Dividend Yield vs Payout Ratio

Speaking to the Australian Financial Review, Partner at KPMG Strategy in Australia and co-author of KPMG’s major banks analysis Hessel Verbeek predicted that these single-digit ROEs are here to stay. According to him, the decline in profits – while accentuated by Covid-19 – is not expressly the result of the crisis.

A large cost base combined with regulatory brush-ups and increasing competition in the mortgage and lending space have been threatening the profitability of Australia’s major banks for a number of years now. Verbeek stated that incumbent banks were already being edged out, while “Covid-19 has drastically accelerated the speed.”
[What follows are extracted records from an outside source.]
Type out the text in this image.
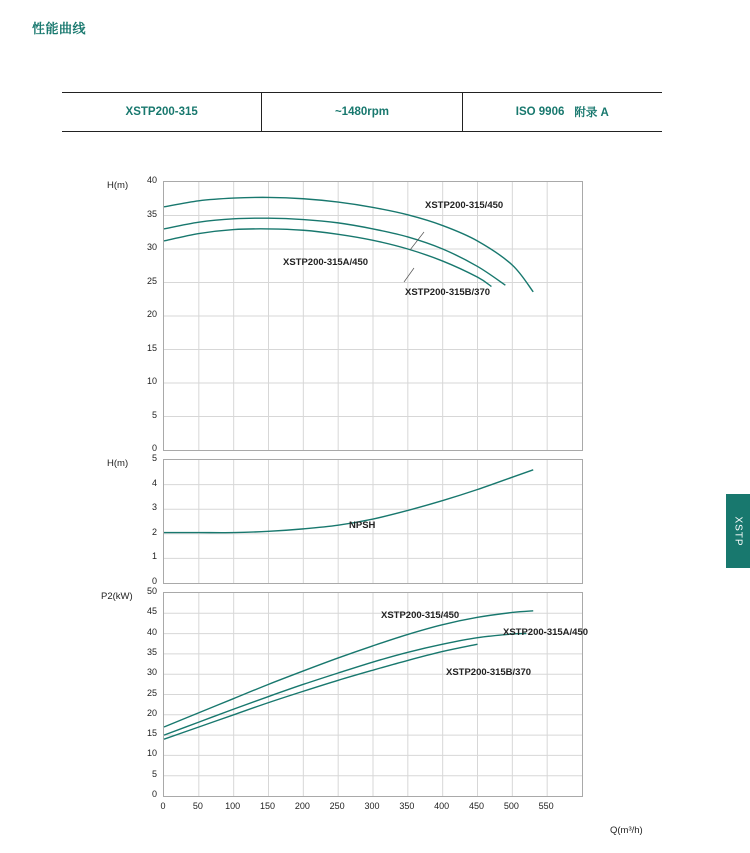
性能曲线
XSTP200-315	~1480rpm	ISO 9906 附录 A
XSTP
H(m)
XSTP200-315/450
XSTP200-315A/450
XSTP200-315B/370
H(m)
NPSH
P2(kW)
XSTP200-315/450
XSTP200-315A/450
XSTP200-315B/370
Q(m³/h)
0
5
10
15
20
25
30
35
40
0
1
2
3
4
5
0
5
10
15
20
25
30
35
40
45
50
0	50	100	150	200	250	300	350	400	450	500	550
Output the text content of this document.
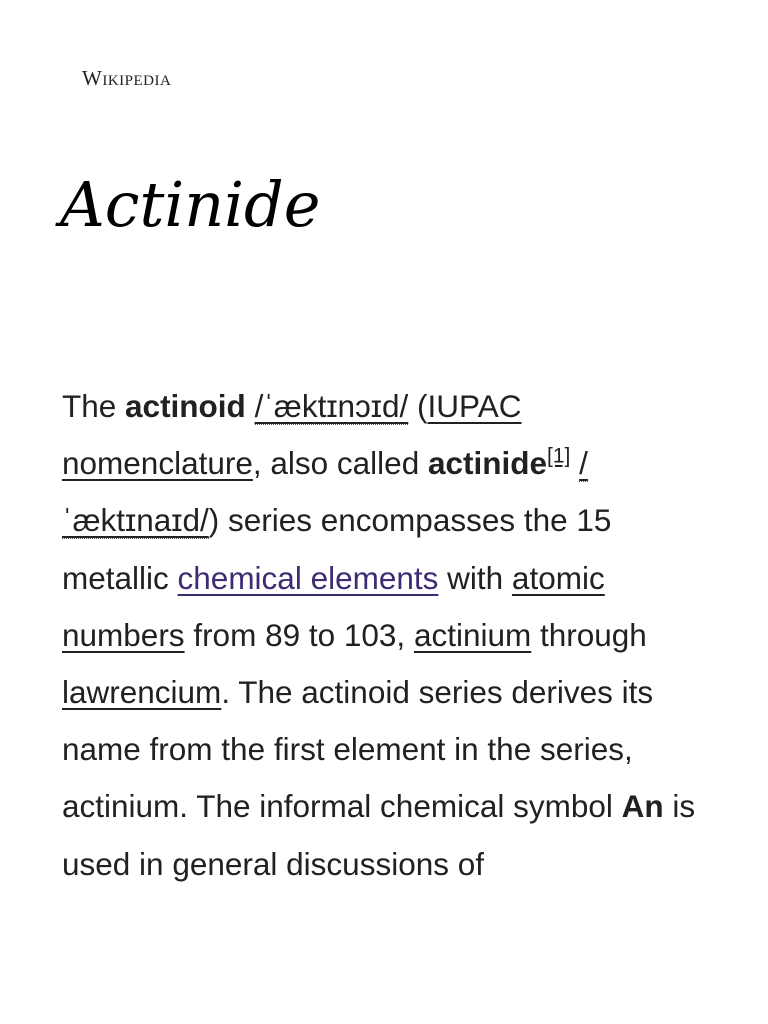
Wikipedia
Actinide

The actinoid /ˈæktɪnɔɪd/ (IUPAC nomenclature, also called actinide[1] /ˈæktɪnaɪd/) series encompasses the 15 metallic chemical elements with atomic numbers from 89 to 103, actinium through lawrencium. The actinoid series derives its name from the first element in the series, actinium. The informal chemical symbol An is used in general discussions of
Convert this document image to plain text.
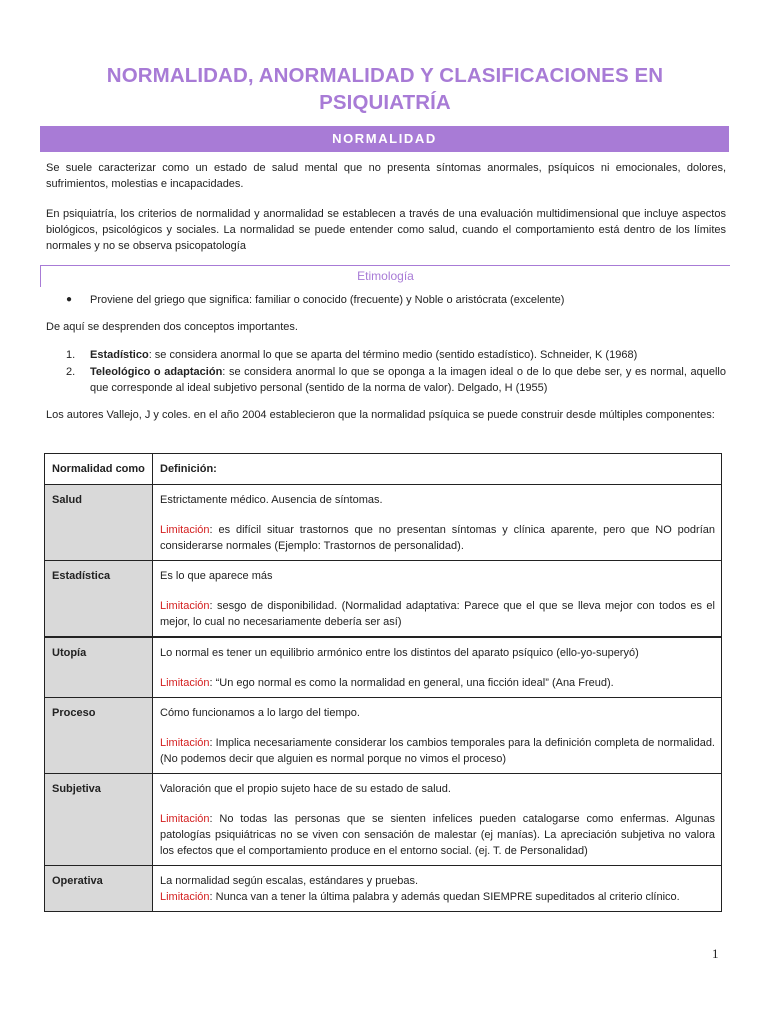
NORMALIDAD, ANORMALIDAD Y CLASIFICACIONES EN PSIQUIATRÍA
NORMALIDAD

Se suele caracterizar como un estado de salud mental que no presenta síntomas anormales, psíquicos ni emocionales, dolores, sufrimientos, molestias e incapacidades.

En psiquiatría, los criterios de normalidad y anormalidad se establecen a través de una evaluación multidimensional que incluye aspectos biológicos, psicológicos y sociales. La normalidad se puede entender como salud, cuando el comportamiento está dentro de los límites normales y no se observa psicopatología

Etimología
● Proviene del griego que significa: familiar o conocido (frecuente) y Noble o aristócrata (excelente)

De aquí se desprenden dos conceptos importantes.

1. Estadístico: se considera anormal lo que se aparta del término medio (sentido estadístico). Schneider, K (1968)
2. Teleológico o adaptación: se considera anormal lo que se oponga a la imagen ideal o de lo que debe ser, y es normal, aquello que corresponde al ideal subjetivo personal (sentido de la norma de valor). Delgado, H (1955)

Los autores Vallejo, J y coles. en el año 2004 establecieron que la normalidad psíquica se puede construir desde múltiples componentes:

Normalidad como	Definición:
Salud	Estrictamente médico. Ausencia de síntomas.

Limitación: es difícil situar trastornos que no presentan síntomas y clínica aparente, pero que NO podrían considerarse normales (Ejemplo: Trastornos de personalidad).

Estadística	Es lo que aparece más

Limitación: sesgo de disponibilidad. (Normalidad adaptativa: Parece que el que se lleva mejor con todos es el mejor, lo cual no necesariamente debería ser así)

Utopía	Lo normal es tener un equilibrio armónico entre los distintos del aparato psíquico (ello-yo-superyó)

Limitación: “Un ego normal es como la normalidad en general, una ficción ideal” (Ana Freud).

Proceso	Cómo funcionamos a lo largo del tiempo.

Limitación: Implica necesariamente considerar los cambios temporales para la definición completa de normalidad. (No podemos decir que alguien es normal porque no vimos el proceso)

Subjetiva	Valoración que el propio sujeto hace de su estado de salud.

Limitación: No todas las personas que se sienten infelices pueden catalogarse como enfermas. Algunas patologías psiquiátricas no se viven con sensación de malestar (ej manías). La apreciación subjetiva no valora los efectos que el comportamiento produce en el entorno social. (ej. T. de Personalidad)

Operativa	La normalidad según escalas, estándares y pruebas.

Limitación: Nunca van a tener la última palabra y además quedan SIEMPRE supeditados al criterio clínico.

1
For Verbeek, the way forward for major banks is to cut their substantial cost base. Where banks across the globe have been increasing their digital presence and cutting their physical footprint in recent years, Australian major banks have been slow to do so. Some have been cutting staff, but few have been focused on reducing the brick and mortar presence. Since 2015, Verbeek points out that Australian banks have cut a total of 900 branches, as compared to 3,500 closures in the UK over the same period.

Prioritising product offerings and outsourcing infrastructure are other potential areas of costs savings. At a broader level, Verbeek suggests a “zero-based budgeting” approach, where funding is allocated on a program-by-program basis depending on value and importance.